New Gourna was at once his greatest achievement and most profound disappointment. Though Fathy's project was meant to shelter 20,000 inhabitants, only part of the plan was realized due to political and financial complications and opposition on the part of the residents to relocation. The constructed New Gourna included housing and many public facilities. Today, it remains a dynamic living settlement; however, nearly 40 percent of the original buildings have been lost.
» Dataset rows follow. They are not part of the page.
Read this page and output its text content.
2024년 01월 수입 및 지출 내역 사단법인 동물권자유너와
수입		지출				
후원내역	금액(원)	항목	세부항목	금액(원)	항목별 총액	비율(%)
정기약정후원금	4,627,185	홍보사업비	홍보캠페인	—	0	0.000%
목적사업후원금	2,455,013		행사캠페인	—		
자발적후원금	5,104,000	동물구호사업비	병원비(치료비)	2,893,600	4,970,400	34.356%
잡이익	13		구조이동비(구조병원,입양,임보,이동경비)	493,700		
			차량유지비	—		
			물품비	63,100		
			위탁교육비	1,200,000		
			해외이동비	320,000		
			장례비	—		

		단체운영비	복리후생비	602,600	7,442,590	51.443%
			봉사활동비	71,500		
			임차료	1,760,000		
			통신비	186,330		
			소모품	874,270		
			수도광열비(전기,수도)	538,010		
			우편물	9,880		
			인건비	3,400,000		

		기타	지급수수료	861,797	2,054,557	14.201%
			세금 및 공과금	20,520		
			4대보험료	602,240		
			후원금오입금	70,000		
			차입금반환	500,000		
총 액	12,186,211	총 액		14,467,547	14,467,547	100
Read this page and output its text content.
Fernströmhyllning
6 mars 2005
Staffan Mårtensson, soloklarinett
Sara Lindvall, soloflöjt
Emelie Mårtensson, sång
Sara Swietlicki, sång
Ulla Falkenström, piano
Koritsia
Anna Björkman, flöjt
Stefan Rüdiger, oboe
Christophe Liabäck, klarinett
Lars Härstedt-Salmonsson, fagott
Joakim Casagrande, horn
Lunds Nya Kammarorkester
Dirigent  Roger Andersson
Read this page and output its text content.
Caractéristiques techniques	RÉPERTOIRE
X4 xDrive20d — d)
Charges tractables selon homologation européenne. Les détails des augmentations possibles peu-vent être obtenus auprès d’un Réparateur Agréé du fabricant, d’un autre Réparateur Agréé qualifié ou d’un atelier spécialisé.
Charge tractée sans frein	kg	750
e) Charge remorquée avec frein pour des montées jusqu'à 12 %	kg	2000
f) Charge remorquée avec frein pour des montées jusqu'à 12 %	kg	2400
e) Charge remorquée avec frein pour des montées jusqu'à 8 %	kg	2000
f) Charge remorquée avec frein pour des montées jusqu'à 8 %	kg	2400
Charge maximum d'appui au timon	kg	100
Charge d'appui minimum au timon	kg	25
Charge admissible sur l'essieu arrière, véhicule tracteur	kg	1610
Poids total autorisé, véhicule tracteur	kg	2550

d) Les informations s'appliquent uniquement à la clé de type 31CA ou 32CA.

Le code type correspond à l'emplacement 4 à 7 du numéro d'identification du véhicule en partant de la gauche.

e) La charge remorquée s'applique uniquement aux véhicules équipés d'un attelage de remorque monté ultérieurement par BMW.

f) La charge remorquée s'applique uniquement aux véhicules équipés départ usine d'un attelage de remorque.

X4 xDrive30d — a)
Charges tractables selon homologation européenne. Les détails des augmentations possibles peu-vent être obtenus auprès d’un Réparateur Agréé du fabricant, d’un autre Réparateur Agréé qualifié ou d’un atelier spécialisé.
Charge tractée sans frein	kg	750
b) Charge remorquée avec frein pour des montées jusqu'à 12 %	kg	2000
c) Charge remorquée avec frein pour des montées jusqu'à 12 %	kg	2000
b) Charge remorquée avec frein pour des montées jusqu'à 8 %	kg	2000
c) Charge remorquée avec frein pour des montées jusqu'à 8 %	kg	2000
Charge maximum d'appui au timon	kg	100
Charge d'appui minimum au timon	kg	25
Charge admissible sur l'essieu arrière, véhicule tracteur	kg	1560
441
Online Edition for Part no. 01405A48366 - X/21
After New Gourna was included on the 2010 Watch, WMF joined forces with UNESCO to assess current conditions. UNESCO surveyed buildings and documented conservation needs.WMF complemented these efforts with a community assessment to integrate social and economic concerns into planning and decision-making about the future of the village and its preservation.
WMF’s team surveyed and interviewed more than a third of New Gourna’s 174 households, analyzing conditions, identifying changes in the environment, and examining the use of space and adaptations to the buildings over time. To view a film about the New Gourna community, click here.
The assessment findings are summarized in the report, New Gourna Village: Conservation and Community.
Fathy inspired a new generation of architects and planners worldwide through his integration of traditional materials with modern architectural principles. He is largely credited as a pioneer of sustainable architecture. Fathy also the inclusion and empowerment of society’s less fortunate through participation in design and building processes, a signature theme in his seminal publication, Architecture for the Poor. His innovative mixed-use plan for New Gourna, incorporating schools and other public buildings, remains a powerful and well preserved element of the village.
New Gourna is the icon of Fathy’s legacy. The ideas he engendered and the evolution of this community are very relevant to today’s challenges of environmental protection and urban growth.
October, 2010
As part of its assessment efforts at New Gourna, the WMF team engaged the local community in a dialogue about the history of village and its conservation, and produced the film: Hassan Fathy's New Gourna: Past - Present - Future.